Covid 19 coronavirus: Steven Joyce: Government’s reasons for Oz bubble delay don’t wash

OPINION:

It could be called the case of the disappearing transtasman bubble, if it weren’t more serious.

Despite all Australian states and territories now comfortably meeting the New Zealand Government’s previously stated definition of having no Covid-19 community transmission, our government is making absolutelyzero moves to open a transtasman bubble, let alone smartly.

Nobody can travel from Australia to New Zealand without quarantine despite neither country having domestic transmission of the disease for weeks. That means no family visits for Christmas, no grandparents meeting new grandchildren for the first time, no Aussie tourists for decimated kiwi tourism companies, no boost to transtasman commerce, no respite for airlines or airports, nothing. The half-million Kiwis living in Australia remain effectively cut off from home. And for what reason?

When leading epidemiologists in both countries say the transtasman bubble should be open now, you know you have a political decision-making problem. It’s quite clear that we are no longer “following the science”.

The Prime Minister’s reasons for further delay, as reported in the Herald yesterday, are ridiculously weak. There were basically three of them. Let’s take them in turn.

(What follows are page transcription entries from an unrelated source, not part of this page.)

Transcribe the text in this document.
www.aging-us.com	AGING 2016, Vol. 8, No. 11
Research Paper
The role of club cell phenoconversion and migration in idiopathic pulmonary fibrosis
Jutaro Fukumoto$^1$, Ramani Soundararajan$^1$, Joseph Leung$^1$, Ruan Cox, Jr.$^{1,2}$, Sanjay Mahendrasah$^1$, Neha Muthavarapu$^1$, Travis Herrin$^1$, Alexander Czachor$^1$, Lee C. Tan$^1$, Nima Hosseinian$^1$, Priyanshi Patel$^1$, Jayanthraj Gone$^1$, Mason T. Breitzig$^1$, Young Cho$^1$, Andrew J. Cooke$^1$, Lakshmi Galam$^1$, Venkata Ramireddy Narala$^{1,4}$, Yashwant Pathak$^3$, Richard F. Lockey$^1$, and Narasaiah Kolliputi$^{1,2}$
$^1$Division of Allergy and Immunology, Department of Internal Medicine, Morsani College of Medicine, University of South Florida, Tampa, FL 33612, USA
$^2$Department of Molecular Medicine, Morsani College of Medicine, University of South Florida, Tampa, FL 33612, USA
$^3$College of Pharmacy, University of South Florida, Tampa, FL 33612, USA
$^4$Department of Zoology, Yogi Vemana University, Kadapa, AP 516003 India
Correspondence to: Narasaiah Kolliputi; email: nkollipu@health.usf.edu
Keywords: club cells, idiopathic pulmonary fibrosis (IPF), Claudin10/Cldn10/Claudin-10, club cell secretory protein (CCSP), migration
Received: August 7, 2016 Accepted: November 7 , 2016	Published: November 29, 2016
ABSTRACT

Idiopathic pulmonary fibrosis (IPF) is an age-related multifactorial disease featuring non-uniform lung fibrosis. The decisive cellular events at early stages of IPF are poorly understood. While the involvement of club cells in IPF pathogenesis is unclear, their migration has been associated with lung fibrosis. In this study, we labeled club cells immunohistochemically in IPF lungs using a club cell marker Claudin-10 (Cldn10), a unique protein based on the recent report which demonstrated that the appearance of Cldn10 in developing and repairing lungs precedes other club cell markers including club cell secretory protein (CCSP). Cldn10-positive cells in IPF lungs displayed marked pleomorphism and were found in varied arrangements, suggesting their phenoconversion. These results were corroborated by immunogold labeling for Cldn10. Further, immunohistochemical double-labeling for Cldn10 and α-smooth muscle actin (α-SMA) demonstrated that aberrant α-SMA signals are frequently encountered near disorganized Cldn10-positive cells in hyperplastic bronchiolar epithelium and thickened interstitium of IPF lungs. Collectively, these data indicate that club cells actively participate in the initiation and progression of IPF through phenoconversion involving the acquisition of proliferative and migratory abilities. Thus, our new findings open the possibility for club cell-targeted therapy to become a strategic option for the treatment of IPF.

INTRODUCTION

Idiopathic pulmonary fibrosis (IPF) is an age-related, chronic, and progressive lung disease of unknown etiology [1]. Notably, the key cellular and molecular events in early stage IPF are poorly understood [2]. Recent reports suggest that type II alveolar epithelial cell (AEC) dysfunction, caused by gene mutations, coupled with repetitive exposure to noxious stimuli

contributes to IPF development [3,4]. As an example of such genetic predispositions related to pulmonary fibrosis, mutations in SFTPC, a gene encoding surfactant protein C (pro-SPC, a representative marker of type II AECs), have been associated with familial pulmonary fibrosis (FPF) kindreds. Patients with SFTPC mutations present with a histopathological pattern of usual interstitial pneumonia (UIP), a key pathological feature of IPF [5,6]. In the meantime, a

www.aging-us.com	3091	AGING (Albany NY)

The PM is reportedly concerned that Australia could have a looser definition of a Covid flare-up than New Zealand. It seems like there is an easy solution to this. New Zealand retains sovereign control over its borders and the Government could reinstate a quarantine requirement at any time. Having a bubble doesn’t mean always agreeing with Australia’s definition of risk.

The second problem is apparently that having fewer Australians in quarantine facilities would allow more people from other countries at greater risk to come into our quarantine facilities. This would increase the numbers of people in quarantine that could have Covid.

Let’s think about that for a second. Are we really keeping people arriving from Australia in isolation, even though it’s not necessary, in order to reduce the number of people from other countries in quarantine who could have Covid? Seriously?

An alternative view is that freeing up nearly half of the quarantine facilities currently taken up by travellers from Australia would allow faster processing of critical workers and Kiwis from elsewhere who are currently queuing on the other side of the border. Which would surely be a good thing.

The third problem identified is what happens to Kiwis already in Australia if we have to close the bubble again. Well, I’m thinking they would then have to use quarantine to come back. Which seems a no-brainer. And if this is an argument for not opening a bubble we will never open one.

That’s pretty much it. The Prime Minister is suggesting that we need to postpone our end of a transtasman bubble till at least February to deal with these supposedly intractable issues, which a competent set of people could solve in roughly five minutes.

Maybe thereare other unstated reasons for the delay. We know the Government is tired — maybe that is the problem. They could have decision fatigue. They’ve pretty much pulled up stumps this week. MPs have already headed home from Parliament and don’t plan to get up to full speed again for two whole months.

Meetings have been cancelled or postponed all over Wellington over the last fortnight because Ministers have been busy clearing their diaries for a long holiday. This might be understandable in a normal year but it is quite jarring during a global pandemic when people’s economic futures and familial cohesiveness hang on decisions left unmade.

Another reason could be concerns about the public service and its capacity to run the show. We know the Government isallergic to expanding the number of quarantine facilities because they are concerned for the availability of public servants to man them, and even more allergic to bringing in anyone from the private sector to assist. Maybe they are planning for quarantine facilities to have a rest as well.

A lack of political clamour for the bubble could be a further reason. The Opposition is currently off licking its metaphorical wounds, and the news media are about to head into their holiday hiatus.

A fear of what is happening in the Northern Hemisphere winter could also be at play.

However New Zealand and Australia are not the Northern Hemisphere. We have a great opportunity to increase the resilience of both our economies and societies by virtue of our current Covid-19 status. We should take it while we can. Who knows where we will be as we head into our winter, given that the vaccine cavalry will probably not arrive down under to any meaningful extent by then.

A likely contributing factor is the seemingly benign state of the economy, with things not appearing to be as bad as anticipated. It is forgivable for many of the public to be lulled into a false sense of security perhaps, but not the politicians. Our way of life is being propped up by unprecedented and unsustainable levels of monetary and fiscal stimulus; and this is no time for economic complacency.

A lack of any decision on the transtasman bubble is not the only sign that the Government is being too laid-back as we head into summer. As far as we know there has been no serious consideration of shortened quarantine periods as recommended by international experts; and outside of the Covid arena, other decisions around things like the aluminium smelter and our other shaky large industrial plants have not been heard about since the election.

Kicking the can down the road yet again on a transtasman bubble and other urgent issues smacks of economic and political self-satisfaction. Real people are being hurt by things as they stand, and the economic scarring in places like Auckland, Rotorua, Queenstown and Southland is also real. These people are all members of the fabled team of five million. We should be acting with urgency to resurrect their livelihoods while we have the opportunity.